La Pologne sous le choc de l’offensive allemande
Depuis le matin du 1er septembre, les armées du Reich ont franchi la frontière polonaise sur toute son étendue. Les dépêches qui nous parviennent, partielles et en retard, dessinent une attaque d’une rapidité et d’une violence inhabituelles, où l’aviation et les chars tiennent le premier rôle. La France et la Grande-Bretagne ont, depuis, déclaré la guerre à l’Allemagne. De la résistance que la Pologne pourra opposer, il est trop tôt pour rien dire.
C’est par bribes, et avec le retard qu’impose la distance et la confusion des combats, que nous parviennent les nouvelles de l’Est. Une chose, du moins, ne fait plus de doute : depuis le matin du vendredi 1er septembre, l’Allemagne a porté la guerre sur le territoire de la Pologne. L’attaque a été lancée à l’aube, vers cinq heures, sans déclaration préalable, et non sur un point mais sur toute l’étendue de la frontière à la fois.

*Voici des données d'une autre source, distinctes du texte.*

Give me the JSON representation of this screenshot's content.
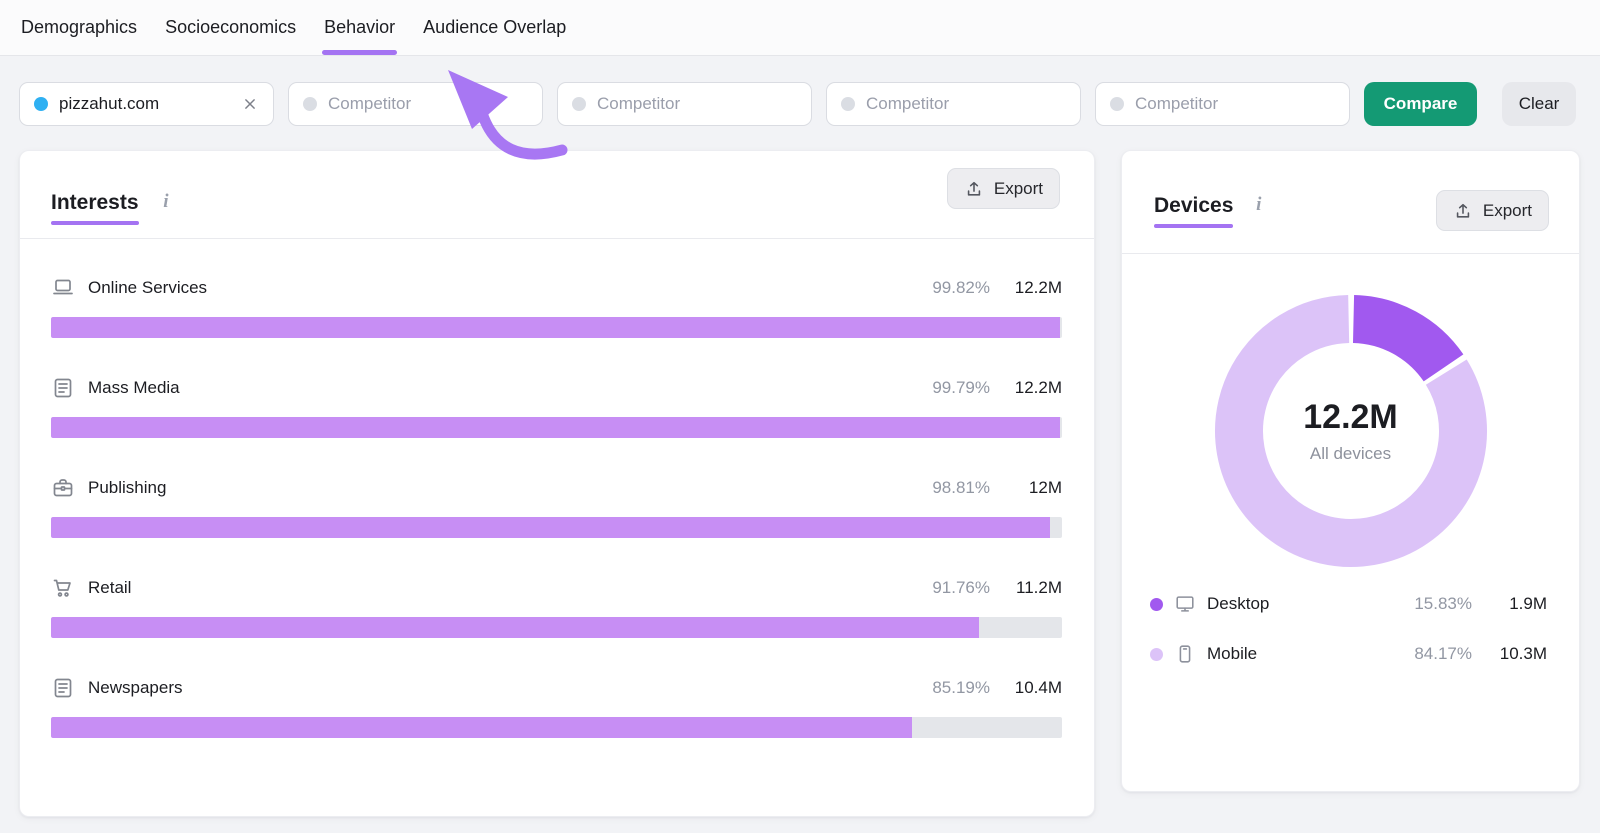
{
  "tabs": {
    "items": [
      {
        "label": "Demographics",
        "active": false
      },
      {
        "label": "Socioeconomics",
        "active": false
      },
      {
        "label": "Behavior",
        "active": true
      },
      {
        "label": "Audience Overlap",
        "active": false
      }
    ]
  },
  "filters": {
    "domain_chip": {
      "label": "pizzahut.com",
      "dot_color": "#2fb0f2"
    },
    "competitors": [
      "Competitor",
      "Competitor",
      "Competitor",
      "Competitor"
    ],
    "compare_label": "Compare",
    "clear_label": "Clear"
  },
  "interests": {
    "title": "Interests",
    "info_icon": "i",
    "export_label": "Export",
    "bar_color": "#c78ef4",
    "track_color": "#e4e6ea",
    "rows": [
      {
        "icon": "laptop-icon",
        "label": "Online Services",
        "percent": "99.82%",
        "reach": "12.2M"
      },
      {
        "icon": "news-icon",
        "label": "Mass Media",
        "percent": "99.79%",
        "reach": "12.2M"
      },
      {
        "icon": "briefcase-icon",
        "label": "Publishing",
        "percent": "98.81%",
        "reach": "12M"
      },
      {
        "icon": "cart-icon",
        "label": "Retail",
        "percent": "91.76%",
        "reach": "11.2M"
      },
      {
        "icon": "news-icon",
        "label": "Newspapers",
        "percent": "85.19%",
        "reach": "10.4M"
      }
    ]
  },
  "devices": {
    "title": "Devices",
    "info_icon": "i",
    "export_label": "Export",
    "total": "12.2M",
    "total_label": "All devices",
    "segments": [
      {
        "icon": "desktop-icon",
        "label": "Desktop",
        "percent": "15.83%",
        "reach": "1.9M",
        "color": "#a159ef"
      },
      {
        "icon": "mobile-icon",
        "label": "Mobile",
        "percent": "84.17%",
        "reach": "10.3M",
        "color": "#dcc3f8"
      }
    ]
  },
  "theme": {
    "accent_purple": "#a473f2",
    "compare_green": "#149a74",
    "arrow_purple": "#a877f3"
  },
  "chart_data": [
    {
      "type": "bar",
      "title": "Interests",
      "categories": [
        "Online Services",
        "Mass Media",
        "Publishing",
        "Retail",
        "Newspapers"
      ],
      "values": [
        99.82,
        99.79,
        98.81,
        91.76,
        85.19
      ],
      "value_labels": [
        "12.2M",
        "12.2M",
        "12M",
        "11.2M",
        "10.4M"
      ],
      "xlabel": "",
      "ylabel": "",
      "xlim": [
        0,
        100
      ],
      "unit": "%",
      "orientation": "horizontal"
    },
    {
      "type": "pie",
      "title": "Devices",
      "categories": [
        "Desktop",
        "Mobile"
      ],
      "values": [
        15.83,
        84.17
      ],
      "value_labels": [
        "1.9M",
        "10.3M"
      ],
      "center_label": "12.2M All devices",
      "colors": [
        "#a159ef",
        "#dcc3f8"
      ],
      "legend_position": "bottom"
    }
  ]
}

Les renseignements qui filtrent s’accordent sur un trait : la soudaineté et la méthode de l’assaut. Les armées du Reich auraient franchi la frontière par trois directions principales — depuis la Poméranie au nord, depuis la Prusse-Orientale, et depuis la Silésie au sud, le concours du territoire slovaque étant signalé sur l’aile méridionale. Ce n’est pas une poussée locale, mais une offensive d’ensemble, conduite, semble-t-il, pour enfoncer plusieurs lignes en même temps.
Le rôle de l’aviation paraît, dans cette affaire, considérable. Dès les premières heures, les escadres allemandes auraient frappé les terrains d’aviation polonais, cherchant à clouer au sol une aviation moins nombreuse, et porté leurs bombes sur des villes. On cite parmi les premières atteintes la localité de Wieluń, en Silésie polonaise, dont le bourg aurait été en grande partie détruit par un bombardement aérien matinal. Ces récits, qu’il faut accueillir avec la prudence due aux nouvelles de guerre, donnent à penser que le Reich a voulu, d’emblée, la maîtrise du ciel.
À cette guerre de l’air répond, au sol, une guerre de mouvement. Les colonnes blindées allemandes sont décrites comme l’instrument principal de la manœuvre : on les dit lancées en avant des fantassins, perçant et débordant plutôt que s’arrêtant à réduire chaque résistance. Une division cuirassée venue de Poméranie aurait, dès les premiers jours, poussé en direction de la Vistule. La rapidité de ces avances, si elle se confirme, marquerait une manière de combattre où la vitesse compte autant que le nombre.
Du côté polonais, on sait l’armée mobilisée et résolue à se défendre. Sur le littoral, près de Dantzig, une poignée d’hommes retranchés à la Westerplatte tiendrait encore tête, sous le feu d’un navire de guerre allemand, à des assauts répétés — symbole, déjà, d’une volonté de résistance. Mais l’ampleur des forces engagées contre elle, la perte annoncée de positions frontières et la pression exercée en plusieurs points laissent mal augurer de la facilité de la tâche. Jusqu’où, et combien de temps, l’armée polonaise pourra-t-elle contenir le choc ? Nul, à cette heure, ne saurait l’affirmer.
L’événement, cependant, a déjà débordé les frontières de la Pologne. Le dimanche 3 septembre, après l’expiration de leurs sommations à Berlin, la Grande-Bretagne d’abord, dans la matinée, puis la France à dix-sept heures, ont déclaré l’état de guerre avec l’Allemagne, en exécution de leurs engagements envers Varsovie. M. Daladier, président du Conseil, en a informé le pays. Ce que sera, concrètement, le concours militaire des Alliés à la Pologne attaquée, et sous quelle forme il s’exercera, demeure pour l’heure entier : aucune opération d’envergure n’est, à notre connaissance, engagée à l’ouest.
Nous en sommes donc là : une grande nation agressée, une attaque menée au pas accéléré par l’air et le fer, et deux puissances entrées en guerre à ses côtés. Le reste — la résistance qu’opposera la Pologne, le tour que prendront les opérations, la suite des événements — appartient aux jours qui viennent. Nous nous bornons à rapporter ce qui est établi, en signalant ce qui ne l’est pas.